When you passed away, I wasn't okay. I went through the remainder of my senior year in high school with sadness and a numbing sensation to life. I lost interest in school, in activities, and in my faith. Without a grandmother, I felt lost. If I saw anyone with their grandmother, I felt sad and jealous that they had another day, another month, another year with them. All I wanted was you back and healthy, but the only thing I had was your grave and memories of the past.

It took me so long to fight through the depression and agonizing grief I felt after your death, and even still today I have moments like the first few months where I wasn't okay. But after confiding in close family, friends, and having a teacher who helped me through it, I began to live my life again. Therapy also gave me another outlet for my troubled state of being, and I didn't constantly think about your death anymore. Most importantly however, was my safety net and comfort to write poems, stories, and journal entries to relieve my pain and sadness when I needed immediate action.

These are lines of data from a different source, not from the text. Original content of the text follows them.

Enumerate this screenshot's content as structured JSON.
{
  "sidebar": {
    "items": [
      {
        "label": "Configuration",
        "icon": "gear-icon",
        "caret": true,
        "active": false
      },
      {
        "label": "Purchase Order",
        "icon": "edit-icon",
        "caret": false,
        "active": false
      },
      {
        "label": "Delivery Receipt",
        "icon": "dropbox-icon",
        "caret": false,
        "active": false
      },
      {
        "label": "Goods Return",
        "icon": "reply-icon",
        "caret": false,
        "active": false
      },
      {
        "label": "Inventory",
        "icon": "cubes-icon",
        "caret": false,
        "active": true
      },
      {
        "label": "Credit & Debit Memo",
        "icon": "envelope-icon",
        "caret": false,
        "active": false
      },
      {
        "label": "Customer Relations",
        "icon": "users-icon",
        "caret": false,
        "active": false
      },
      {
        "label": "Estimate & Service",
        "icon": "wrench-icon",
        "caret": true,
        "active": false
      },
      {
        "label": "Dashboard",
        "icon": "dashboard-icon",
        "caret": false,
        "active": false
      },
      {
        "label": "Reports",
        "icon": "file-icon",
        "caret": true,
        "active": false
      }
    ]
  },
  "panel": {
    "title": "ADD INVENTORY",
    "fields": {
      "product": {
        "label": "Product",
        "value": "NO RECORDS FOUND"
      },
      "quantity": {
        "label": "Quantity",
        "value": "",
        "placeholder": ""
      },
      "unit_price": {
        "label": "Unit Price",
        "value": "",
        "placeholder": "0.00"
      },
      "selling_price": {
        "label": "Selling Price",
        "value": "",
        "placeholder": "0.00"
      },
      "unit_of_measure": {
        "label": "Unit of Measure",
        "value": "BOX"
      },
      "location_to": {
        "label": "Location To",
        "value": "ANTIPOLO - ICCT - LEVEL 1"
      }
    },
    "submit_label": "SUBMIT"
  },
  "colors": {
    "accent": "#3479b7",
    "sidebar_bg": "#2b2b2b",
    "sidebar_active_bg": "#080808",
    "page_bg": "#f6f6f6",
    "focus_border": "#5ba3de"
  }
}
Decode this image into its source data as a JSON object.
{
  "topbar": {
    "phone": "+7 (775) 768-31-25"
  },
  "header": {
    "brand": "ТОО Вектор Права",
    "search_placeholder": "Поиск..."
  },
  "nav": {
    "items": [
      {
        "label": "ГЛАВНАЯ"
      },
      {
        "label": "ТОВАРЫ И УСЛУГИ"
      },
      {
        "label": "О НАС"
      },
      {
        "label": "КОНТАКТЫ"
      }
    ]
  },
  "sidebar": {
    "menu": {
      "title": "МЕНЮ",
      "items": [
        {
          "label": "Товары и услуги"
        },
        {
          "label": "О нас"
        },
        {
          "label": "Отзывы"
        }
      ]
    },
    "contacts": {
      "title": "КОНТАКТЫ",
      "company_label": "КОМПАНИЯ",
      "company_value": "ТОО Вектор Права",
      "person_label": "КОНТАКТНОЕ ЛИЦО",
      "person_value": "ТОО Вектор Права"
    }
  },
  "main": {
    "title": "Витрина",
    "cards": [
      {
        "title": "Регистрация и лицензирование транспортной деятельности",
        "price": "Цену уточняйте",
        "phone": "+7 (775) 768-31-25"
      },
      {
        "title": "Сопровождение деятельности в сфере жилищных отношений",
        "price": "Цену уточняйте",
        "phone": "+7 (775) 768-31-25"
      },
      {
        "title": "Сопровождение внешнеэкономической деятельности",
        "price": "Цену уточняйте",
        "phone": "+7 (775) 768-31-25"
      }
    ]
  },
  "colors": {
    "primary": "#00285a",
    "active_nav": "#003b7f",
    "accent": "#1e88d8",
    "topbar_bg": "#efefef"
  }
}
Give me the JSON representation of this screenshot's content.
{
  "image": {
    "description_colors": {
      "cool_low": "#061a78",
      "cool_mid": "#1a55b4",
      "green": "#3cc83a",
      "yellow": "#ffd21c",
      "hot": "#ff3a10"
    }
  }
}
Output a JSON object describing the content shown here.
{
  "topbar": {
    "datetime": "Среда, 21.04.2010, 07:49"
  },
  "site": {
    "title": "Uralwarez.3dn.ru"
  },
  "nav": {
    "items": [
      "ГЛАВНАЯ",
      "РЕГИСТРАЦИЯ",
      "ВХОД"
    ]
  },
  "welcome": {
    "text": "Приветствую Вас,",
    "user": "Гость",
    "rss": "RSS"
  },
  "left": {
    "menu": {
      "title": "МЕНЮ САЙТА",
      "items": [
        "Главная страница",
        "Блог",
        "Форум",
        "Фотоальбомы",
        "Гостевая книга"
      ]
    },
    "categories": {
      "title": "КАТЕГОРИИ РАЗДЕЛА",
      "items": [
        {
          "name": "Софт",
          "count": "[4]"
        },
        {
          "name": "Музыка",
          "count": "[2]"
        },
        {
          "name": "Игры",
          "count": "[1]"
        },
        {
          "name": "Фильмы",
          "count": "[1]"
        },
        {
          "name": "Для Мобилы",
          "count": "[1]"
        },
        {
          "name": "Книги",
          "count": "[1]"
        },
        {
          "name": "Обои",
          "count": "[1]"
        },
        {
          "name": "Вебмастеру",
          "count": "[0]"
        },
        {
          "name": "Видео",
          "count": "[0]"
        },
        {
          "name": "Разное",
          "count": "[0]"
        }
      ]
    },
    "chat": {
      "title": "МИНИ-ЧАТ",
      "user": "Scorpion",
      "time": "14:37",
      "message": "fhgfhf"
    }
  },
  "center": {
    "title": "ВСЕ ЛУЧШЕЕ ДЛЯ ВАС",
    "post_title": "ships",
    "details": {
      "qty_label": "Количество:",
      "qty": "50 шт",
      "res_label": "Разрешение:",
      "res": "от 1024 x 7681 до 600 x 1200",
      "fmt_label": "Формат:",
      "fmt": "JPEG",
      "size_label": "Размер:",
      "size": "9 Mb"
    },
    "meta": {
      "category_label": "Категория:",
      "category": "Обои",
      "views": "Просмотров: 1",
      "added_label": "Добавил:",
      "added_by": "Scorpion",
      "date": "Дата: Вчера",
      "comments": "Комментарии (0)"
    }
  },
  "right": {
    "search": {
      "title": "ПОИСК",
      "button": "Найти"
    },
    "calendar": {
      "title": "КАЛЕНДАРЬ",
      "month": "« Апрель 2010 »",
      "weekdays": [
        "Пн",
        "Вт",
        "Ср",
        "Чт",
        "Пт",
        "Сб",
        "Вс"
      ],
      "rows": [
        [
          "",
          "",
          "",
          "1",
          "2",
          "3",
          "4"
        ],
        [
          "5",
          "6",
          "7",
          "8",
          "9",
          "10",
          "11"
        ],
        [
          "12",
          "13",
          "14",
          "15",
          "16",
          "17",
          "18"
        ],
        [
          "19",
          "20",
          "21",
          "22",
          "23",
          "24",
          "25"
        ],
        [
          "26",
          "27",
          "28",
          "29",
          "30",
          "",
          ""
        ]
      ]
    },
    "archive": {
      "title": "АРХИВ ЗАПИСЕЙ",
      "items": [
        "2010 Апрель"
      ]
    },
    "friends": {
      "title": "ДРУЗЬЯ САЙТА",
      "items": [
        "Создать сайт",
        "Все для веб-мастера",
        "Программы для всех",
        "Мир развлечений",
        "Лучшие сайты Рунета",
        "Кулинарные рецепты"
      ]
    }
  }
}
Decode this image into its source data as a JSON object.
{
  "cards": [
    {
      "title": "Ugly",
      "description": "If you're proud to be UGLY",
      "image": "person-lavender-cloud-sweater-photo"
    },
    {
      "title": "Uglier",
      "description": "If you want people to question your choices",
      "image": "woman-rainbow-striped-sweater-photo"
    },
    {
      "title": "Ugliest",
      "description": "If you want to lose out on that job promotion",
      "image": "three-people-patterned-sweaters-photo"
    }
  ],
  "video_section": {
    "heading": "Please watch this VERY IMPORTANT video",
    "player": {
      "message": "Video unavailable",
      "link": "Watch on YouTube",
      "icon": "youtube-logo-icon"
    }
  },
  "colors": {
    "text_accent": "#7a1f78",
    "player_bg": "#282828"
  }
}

Even though I still think of you often, I have finally begun to move on and find a sense of peace with your passing. I remember the love and memories you gave me in my eighteen years of life, and cherish the people I care about even more. I will never forget your cooking, your strong faith in God, our Culver's runs, the love you had for Papa, and the summers spent at your house as a kid. You are and always will be an inspiration to me, and I hope to have the faith, love, and kindness that you showed others, even when they were undeserving of it. I want to be like you, who always put others first and had a generous heart to share with anyone and everyone.

Wherever you may be, I hope you're happy and get to be with the love of your life, your parents, and other friends and family you missed during your time on earth. I am determined to make you proud, and I want you to know that I love and miss you with all my heart. You will always be the cardinal that flies through the sky, spreading your wings and soaring to greatness. I love you forever and a day.